Bibcode
Riera, A.; Garcia-Lario, P.; Manchado, A.; Pottasch, S. R.; Raga, A. C.
Referencia bibliográfica
Astronomy and Astrophysics, v.302, p.137
Fecha de publicación:
10
1995
Revista
Número de citas
74
Número de citas referidas
57
Descripción
IRAS 17423-1755 has been recognized as a new bipolar nebula during a
multi-wavelength observational program of unidentified IRAS sources with
far infrared colours similar to those of known planetary nebulae. B, V,
R and Hα CCD images show a clearly marked bipolar structure with a
total extension of ~11 arcsec.

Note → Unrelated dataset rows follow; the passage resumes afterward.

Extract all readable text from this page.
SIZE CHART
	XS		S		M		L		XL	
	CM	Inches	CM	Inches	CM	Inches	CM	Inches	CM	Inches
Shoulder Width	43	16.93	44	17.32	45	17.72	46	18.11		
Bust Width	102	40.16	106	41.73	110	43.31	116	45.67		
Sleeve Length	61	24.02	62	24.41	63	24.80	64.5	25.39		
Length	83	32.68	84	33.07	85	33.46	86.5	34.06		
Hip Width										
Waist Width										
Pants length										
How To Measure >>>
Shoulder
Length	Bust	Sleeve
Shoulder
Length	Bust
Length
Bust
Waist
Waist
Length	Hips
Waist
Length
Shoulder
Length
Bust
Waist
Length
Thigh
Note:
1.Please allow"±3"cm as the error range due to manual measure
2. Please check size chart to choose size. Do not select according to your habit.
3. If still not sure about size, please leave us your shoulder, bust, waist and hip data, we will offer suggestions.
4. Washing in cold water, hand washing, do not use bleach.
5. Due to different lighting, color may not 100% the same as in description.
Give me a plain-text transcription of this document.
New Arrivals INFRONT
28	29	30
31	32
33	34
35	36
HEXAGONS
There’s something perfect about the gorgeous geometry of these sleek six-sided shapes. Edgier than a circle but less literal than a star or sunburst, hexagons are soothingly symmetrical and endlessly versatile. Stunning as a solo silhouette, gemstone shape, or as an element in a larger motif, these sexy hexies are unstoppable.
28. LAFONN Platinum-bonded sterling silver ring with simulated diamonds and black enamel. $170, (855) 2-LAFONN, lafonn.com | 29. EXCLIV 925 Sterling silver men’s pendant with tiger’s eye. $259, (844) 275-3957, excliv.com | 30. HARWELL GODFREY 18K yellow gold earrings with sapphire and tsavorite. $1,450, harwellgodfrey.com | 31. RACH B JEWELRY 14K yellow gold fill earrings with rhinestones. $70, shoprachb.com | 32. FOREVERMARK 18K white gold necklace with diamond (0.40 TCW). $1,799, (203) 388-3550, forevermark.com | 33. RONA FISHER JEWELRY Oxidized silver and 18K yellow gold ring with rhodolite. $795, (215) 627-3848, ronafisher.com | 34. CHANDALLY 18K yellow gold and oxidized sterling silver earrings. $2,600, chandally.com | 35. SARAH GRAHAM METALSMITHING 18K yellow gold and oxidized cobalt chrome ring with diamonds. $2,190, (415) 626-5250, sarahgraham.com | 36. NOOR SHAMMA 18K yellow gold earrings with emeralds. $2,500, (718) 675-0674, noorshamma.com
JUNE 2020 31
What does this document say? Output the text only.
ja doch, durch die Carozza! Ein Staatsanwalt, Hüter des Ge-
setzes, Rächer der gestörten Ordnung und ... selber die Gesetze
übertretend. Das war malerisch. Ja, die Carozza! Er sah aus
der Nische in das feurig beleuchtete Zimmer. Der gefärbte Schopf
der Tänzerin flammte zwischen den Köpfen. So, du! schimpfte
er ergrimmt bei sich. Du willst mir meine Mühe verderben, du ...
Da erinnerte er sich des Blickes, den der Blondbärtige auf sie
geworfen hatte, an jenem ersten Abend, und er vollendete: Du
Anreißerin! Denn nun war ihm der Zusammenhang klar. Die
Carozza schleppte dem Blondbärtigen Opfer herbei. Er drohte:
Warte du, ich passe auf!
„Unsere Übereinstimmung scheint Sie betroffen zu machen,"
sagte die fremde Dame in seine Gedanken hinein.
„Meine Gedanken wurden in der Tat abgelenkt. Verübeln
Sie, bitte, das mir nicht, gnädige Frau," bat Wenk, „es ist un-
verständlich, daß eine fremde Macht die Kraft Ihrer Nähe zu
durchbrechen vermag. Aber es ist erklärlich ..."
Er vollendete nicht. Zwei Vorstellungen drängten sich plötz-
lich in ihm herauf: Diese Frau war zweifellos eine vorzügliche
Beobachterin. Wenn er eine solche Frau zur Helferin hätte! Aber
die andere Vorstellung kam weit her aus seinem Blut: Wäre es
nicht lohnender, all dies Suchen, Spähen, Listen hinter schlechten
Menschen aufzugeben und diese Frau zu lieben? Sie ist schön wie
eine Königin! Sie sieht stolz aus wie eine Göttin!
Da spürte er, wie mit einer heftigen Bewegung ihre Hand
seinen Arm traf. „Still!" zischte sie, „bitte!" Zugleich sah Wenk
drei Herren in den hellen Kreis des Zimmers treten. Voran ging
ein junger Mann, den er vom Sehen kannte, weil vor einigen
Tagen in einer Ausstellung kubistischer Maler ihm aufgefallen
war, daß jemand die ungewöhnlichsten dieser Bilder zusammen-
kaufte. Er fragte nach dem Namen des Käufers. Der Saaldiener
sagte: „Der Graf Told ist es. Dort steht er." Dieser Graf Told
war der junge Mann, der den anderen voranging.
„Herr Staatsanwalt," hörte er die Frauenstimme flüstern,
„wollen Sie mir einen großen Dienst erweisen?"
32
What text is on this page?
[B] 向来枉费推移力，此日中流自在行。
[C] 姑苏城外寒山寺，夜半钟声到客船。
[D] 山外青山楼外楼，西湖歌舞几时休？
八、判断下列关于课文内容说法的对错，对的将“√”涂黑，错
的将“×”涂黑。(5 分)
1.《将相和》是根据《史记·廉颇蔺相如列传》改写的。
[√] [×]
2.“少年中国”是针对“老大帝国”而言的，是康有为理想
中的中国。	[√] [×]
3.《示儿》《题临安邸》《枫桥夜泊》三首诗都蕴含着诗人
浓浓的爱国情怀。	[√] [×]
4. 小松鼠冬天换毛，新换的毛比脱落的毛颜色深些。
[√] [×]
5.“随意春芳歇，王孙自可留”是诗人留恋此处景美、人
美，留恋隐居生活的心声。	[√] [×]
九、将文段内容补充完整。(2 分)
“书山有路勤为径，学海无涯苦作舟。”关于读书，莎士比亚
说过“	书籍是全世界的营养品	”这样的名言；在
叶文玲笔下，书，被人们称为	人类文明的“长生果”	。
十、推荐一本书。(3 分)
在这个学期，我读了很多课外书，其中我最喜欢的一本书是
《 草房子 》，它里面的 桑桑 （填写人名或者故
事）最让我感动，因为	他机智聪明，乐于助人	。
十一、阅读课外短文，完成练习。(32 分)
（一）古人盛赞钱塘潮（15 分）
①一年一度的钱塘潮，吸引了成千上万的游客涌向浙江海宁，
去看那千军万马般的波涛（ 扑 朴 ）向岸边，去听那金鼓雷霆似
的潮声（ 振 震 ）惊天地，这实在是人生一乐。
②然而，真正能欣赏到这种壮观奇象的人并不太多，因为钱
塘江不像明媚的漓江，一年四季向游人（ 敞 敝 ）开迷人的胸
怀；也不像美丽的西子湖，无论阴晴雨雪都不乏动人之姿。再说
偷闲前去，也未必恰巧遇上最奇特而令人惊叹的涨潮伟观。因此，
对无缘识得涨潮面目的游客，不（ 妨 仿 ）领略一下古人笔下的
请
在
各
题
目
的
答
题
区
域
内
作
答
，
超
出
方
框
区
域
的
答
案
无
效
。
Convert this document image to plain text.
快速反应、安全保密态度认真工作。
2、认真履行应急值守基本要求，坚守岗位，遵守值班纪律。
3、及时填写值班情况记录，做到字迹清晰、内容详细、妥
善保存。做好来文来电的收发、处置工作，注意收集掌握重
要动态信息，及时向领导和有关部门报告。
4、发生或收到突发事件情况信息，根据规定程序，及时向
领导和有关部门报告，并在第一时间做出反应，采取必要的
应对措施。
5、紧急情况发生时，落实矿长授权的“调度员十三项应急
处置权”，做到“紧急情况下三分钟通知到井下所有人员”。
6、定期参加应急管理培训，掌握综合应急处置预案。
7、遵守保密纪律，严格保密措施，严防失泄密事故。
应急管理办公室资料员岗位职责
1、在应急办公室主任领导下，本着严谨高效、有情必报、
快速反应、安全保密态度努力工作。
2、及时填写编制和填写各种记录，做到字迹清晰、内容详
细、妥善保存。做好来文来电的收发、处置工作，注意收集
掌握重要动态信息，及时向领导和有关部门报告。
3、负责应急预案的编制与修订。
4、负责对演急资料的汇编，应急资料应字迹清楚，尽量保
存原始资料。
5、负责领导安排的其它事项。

The spectrum of the core shows strong
emission lines of HI (Balmer and Paschen series), HeI, FeII, [FeII], OI,
CaII and [CaII]. Strong P-Cygni profiles are clearly seen in the Balmer
lines and in some other emission lines, indicating the presence of a
strong mass outflow. This is confirmed by the presence of a very steep
density gradient in the nebula, strong near infrared excess and the
detection of highly symmetric bipolar emission at very large velocities
in the lobes (>~425km/s). The highest velocity, however, is observed
in the innermost region of the bipolar outflow, where a jet-like
structure is detected with v=870km/s, while its velocity decreases to
750km/s a few arcsecs away from the central star. This has been
interpreted as the result of sporadic mass loss events with a
time-dependent ejection velocity. The position-velocity diagram is well
reproduced assuming an inclination angle of 150deg. The emission
observed in the lobes shows an extraordinary line width and
double-peaked profiles, indicating that the emission arises from the
cooling region behind a bow-shock. From the high values of the
[NII]/Hα ratios, we deduce that the outflowing material is
nitrogen enriched gas of stellar origin, which can only be explained if
IRAS 17423-1755 is an evolved star and not a young stellar object. The
morphology and kinematics closely resemble those observed in well known
bipolar proto-planetary nebulae, while the luminosity is far below the
values found in known LBV's (Luminous Blue Variables). The
characteristics of the OH maser emission found in IRAS 17423-1755 are
consistent with the presence of an equatorial disk of neutral material
(perpendicular to the bipolar axis) expanding at v_e_=50km/s, which
could be the responsible for the collimation of the outflow.